The majority of recharge to the Edwards Aquifer originates as precipitation over the Drainage Area and Recharge Zone. The EAA maintains a joint funding agreement with the U.S. Geological Survey (USGS) to provide surface recharge estimates for eight of the nine delineated drainage areas with streams that flow on to the Edwards Aquifer Recharge Zone (Figure 1). Recharge is estimated using a water-balance method that relies on precipitation and streamflow measurements across the region. Based on the USGS methodology, the Guadalupe River basin does not appear to provide significant recharge to the Edwards Aquifer, so recharge is not estimated for that drainage basin by the USGS.
Estimated annual recharge for each drainage basin for the period of record from 1934 through 2018 is based on USGS calculations.
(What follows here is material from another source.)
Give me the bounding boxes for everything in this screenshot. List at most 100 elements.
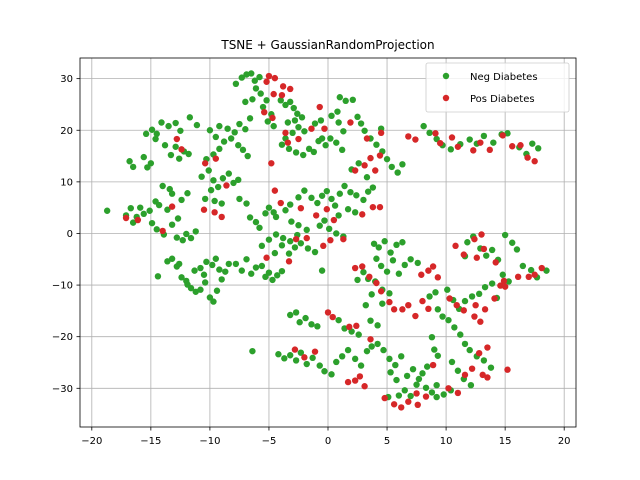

Estimated annual recharge has ranged from a low of 43,700 acre-feet, at the height of the drought of record in 1956, to a high of 2,486,000 acre-feet in 1992. In 2018, total estimated recharge was 1,100,000 acre-feet, which is significantly greater than the average annual recharge of 709,000 acre-feet.
Annual reports summarizing historical surface recharge data can be found on the Hydrologic Data Reports page.
Some recharge may also occur as interformational flow from adjacent aquifers. Although interformational flow is difficult to quantify, it probably accounts for less than 10 percent of recharge on average, but may be a more significant portion of the total recharge during drought years. An ongoing interformational flow study will attempt to better quantify this portion of recharge.